Les mythologies de la nature ont toujours servi de légitimation aux systèmes de la pensée. Il y a une croyance universelle voulant que les modèles des systèmes parfaits se trouvent dans la nature. Je ne partage pas cette pensée. Les systèmes sont des produits de l’esprit humain, même si vous pensez que vous les voyez dans la nature. Les systèmes doivent toujours être forcés, et chaque lien qui s’établit compromet une possibilité naissante. Je ne suis pas un anarchiste, je pense même que dans une certaine mesure il doit y avoir une planification rationnelle. Cependant, je pense qu’il est essentiel de comprendre que les systèmes sont des outils et non pas des ontologies. Il n’y a pas du bon dans les systèmes en soi. Les systèmes, en tant qu’outils, doivent être légitimés par rapport à des objectifs spécifiques qui ne peuvent pas être articulés politiquement.

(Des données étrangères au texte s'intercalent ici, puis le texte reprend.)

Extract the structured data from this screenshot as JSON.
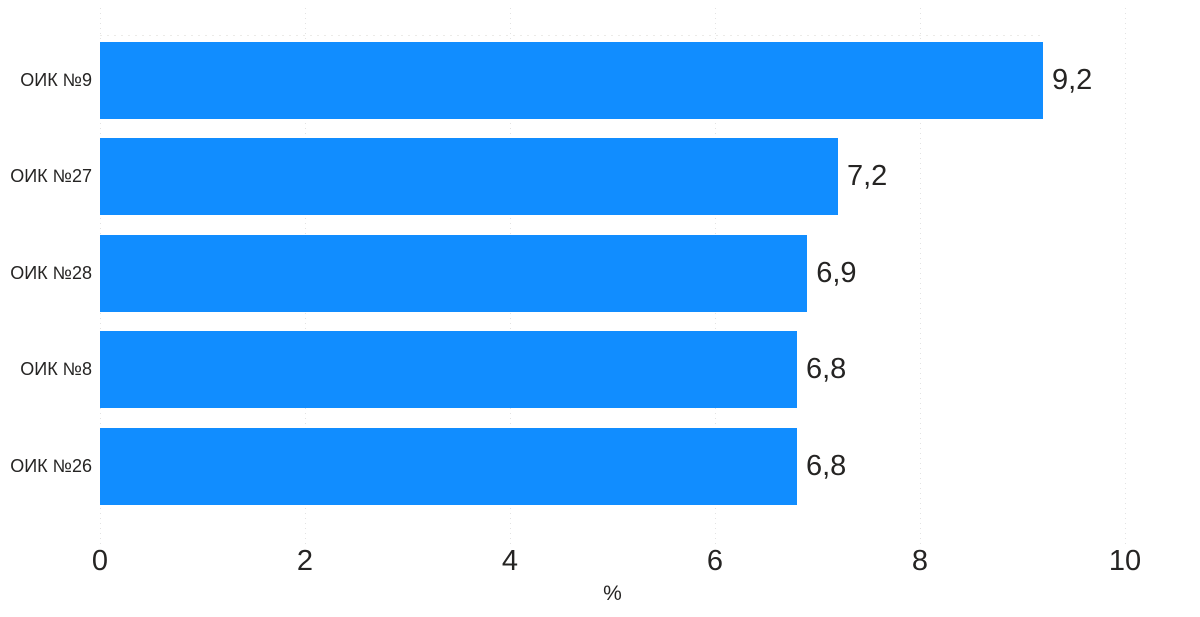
{
  "chart_data": {
    "type": "bar",
    "orientation": "horizontal",
    "title": "",
    "xlabel": "%",
    "ylabel": "",
    "categories": [
      "ОИК №9",
      "ОИК №27",
      "ОИК №28",
      "ОИК №8",
      "ОИК №26"
    ],
    "values": [
      9.2,
      7.2,
      6.9,
      6.8,
      6.8
    ],
    "value_labels": [
      "9,2",
      "7,2",
      "6,9",
      "6,8",
      "6,8"
    ],
    "xlim": [
      0,
      10
    ],
    "x_ticks": [
      0,
      2,
      4,
      6,
      8,
      10
    ],
    "x_tick_labels": [
      "0",
      "2",
      "4",
      "6",
      "8",
      "10"
    ],
    "grid": "vertical-dotted",
    "legend": "none",
    "colors": {
      "bar": "#118DFF",
      "text": "#252423",
      "gridline": "#e2e2e2",
      "background": "#ffffff"
    }
  }
}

La popularité de cette tendance à la réglementation est pourtant un phénomène dont même New York City, le plus célèbre laboratoire de la vie urbaine, a été victime au cours des dernières années. Comme beaucoup l’ont remarqué, depuis les deux dernières décennies, le risque de l’investissement en capital a été réduit, le taux de criminalité a baissé, des parcs ont été construits, le front de mer a été récupéré, la circulation à vélo a été mise en place, de beaux bâtiments ont été construits, mais en même temps, le coût de la vie a flambé, les données démographiques sont devenues plus stratifiées, la communauté culturelle a été marginalisée, et il devient presque impossible d’y être jeune et indépendant. En même temps que New York est devenue plus réglementée et favorable aux investisseurs, elle est aussi devenue plus banale et prévisible. Il y a eu pour moi un moment symbolique quand le CBGB, le lieu de naissance du punk rock, a perdu son bail. Patti Smith en a parlé en public récemment : « New York s’est fermée aux jeunes et à ceux qui luttent pour y vivre. Mais il y a d’autres villes : Detroit, Poughkeepsie. New York City ne vous appartient plus. Donc mon conseil est simple : trouvez une nouvelle ville. » Mais les gens se précipitent toujours à New York – c’est la ville avec la plus forte croissance aux États-Unis. Elle est victime de son propre succès. La célèbre commissaire à l’urbanisme de New York, Amanda Burden, a déclaré lors d’une conférence à l’université de Columbia il y a quelques années que « notre objectif est de croître, mais de ne pas changer ». Je trouve cette déclaration très inquiétante. Ce qui reste à voir, c’est si New York City peut résister à ce mouvement vers la réglementation et la prévisibilité. Cela a été le cas tout au long de son histoire. Voyons ce qui va se passer.